Analogamente pochi parlamentari con una legge sono in grado di orientare il destino di milioni di persone su questioni eticamente rilevanti. Anche un pugno di giornalisti è nella posizione strategica di influenzare in modo incisivo la coscienza collettiva a proprio piacere, così come un numero esiguo di docenti e di titolari di importanti risorse economiche per la cultura. Quindi una miscela esplosiva in termini culturali può essere composta dai seguenti due fattori: un gruppo elitario di persone e strumenti adatti allo scopo, quali la sentenza, la legge, la pena, l’insegnamento, i soldi.
Banale a dirsi, questo mix è così efficace perché frutto di un lungo lavoro culturale che ha privilegiato alcuni orientamenti a discapito di altri e quindi ha privilegiato chi si faceva promotore di questi orientamenti scartando invece chi non si allineava.
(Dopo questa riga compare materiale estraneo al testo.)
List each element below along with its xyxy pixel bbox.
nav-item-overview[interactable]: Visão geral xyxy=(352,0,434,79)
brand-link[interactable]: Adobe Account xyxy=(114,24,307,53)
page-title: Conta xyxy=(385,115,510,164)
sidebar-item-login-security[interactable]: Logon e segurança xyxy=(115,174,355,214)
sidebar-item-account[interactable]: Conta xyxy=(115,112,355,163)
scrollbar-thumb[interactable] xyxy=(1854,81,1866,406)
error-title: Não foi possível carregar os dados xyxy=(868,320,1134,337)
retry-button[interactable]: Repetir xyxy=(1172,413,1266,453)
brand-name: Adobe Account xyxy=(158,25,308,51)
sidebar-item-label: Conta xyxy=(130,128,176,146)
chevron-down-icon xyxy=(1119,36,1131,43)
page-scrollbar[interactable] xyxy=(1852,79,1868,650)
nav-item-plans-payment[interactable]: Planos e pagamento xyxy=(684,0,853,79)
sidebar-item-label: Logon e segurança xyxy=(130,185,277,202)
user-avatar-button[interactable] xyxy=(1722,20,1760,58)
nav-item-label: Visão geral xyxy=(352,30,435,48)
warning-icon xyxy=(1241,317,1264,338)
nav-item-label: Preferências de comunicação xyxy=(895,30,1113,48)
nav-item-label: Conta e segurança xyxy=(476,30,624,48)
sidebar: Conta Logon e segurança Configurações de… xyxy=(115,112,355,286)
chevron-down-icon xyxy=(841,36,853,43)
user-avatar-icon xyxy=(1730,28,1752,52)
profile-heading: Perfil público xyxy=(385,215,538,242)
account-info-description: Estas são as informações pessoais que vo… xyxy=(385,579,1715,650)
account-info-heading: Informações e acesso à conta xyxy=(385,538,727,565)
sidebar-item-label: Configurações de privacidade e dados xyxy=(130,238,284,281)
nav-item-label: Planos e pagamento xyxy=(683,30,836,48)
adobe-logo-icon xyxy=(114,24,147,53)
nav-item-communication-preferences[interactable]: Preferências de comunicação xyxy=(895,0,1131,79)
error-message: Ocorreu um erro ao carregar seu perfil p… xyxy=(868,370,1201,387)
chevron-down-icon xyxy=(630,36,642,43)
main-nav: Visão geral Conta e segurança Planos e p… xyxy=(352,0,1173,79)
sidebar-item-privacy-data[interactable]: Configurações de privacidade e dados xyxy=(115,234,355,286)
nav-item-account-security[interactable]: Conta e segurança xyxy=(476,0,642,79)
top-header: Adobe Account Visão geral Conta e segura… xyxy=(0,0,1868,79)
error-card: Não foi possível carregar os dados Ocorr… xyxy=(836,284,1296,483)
La tecnocrazia oligarchica non si improvvisa dall’oggi al domani, ma è costruita pazientemente. Questa riflessione crediamo sia preziosa anche per chi è oggi culturalmente in minoranza: i difensori della vita, della famiglia, della libertà educativa, i cattolici, etc. Anche costoro devono unirsi per edificare sane tecnocrazie, ma non oligarchiche, bensì aristocratiche. Ossia gruppi scelti di persone assai preparate. I migliori – gli àristos – nei posti strategici. Insomma pochi, ma ottimi e nei posti giusti. Ecco allora che un lavoro preziosissimo da intraprendere è la formazione delle élites, termine che alle orecchie dei più stona, ma che in realtà possiede una accezione positiva. Il democraticismo pervasivo odierno, si sa, vede di cattivo occhio i meriti, seppur la meritocrazia sia sulla bocca di tutti. Tutti dovrebbero aver libero accesso a qualsiasi ruolo, così si sente ripetere. Ma non tutti hanno i talenti necessari per rivestire alcuni ruoli apicali. Occorre quindi individuare giovani promettenti e, come in una serra, farli crescere nella prospettiva di inserirli in un domani assai prossimo nella magistratura che conta, negli ambienti della politica nazionale, nei centri di ricerca di eccellenza, nei consessi internazionali, etc. Perché la decisione di una sola persona al vertice condiziona la base. Prendi il capo, saranno tue anche le membra comandate dal capo. È la cosiddetta formazione dei leader che mira a disegnare figure di élite da collocare nelle stanze dei bottoni, nei gangli vitali della società. Anche in questo modo si potranno evitare in futuro altre decisioni simili a quella presa della Corte Suprema in tema di licenziamento per motivi discriminatori.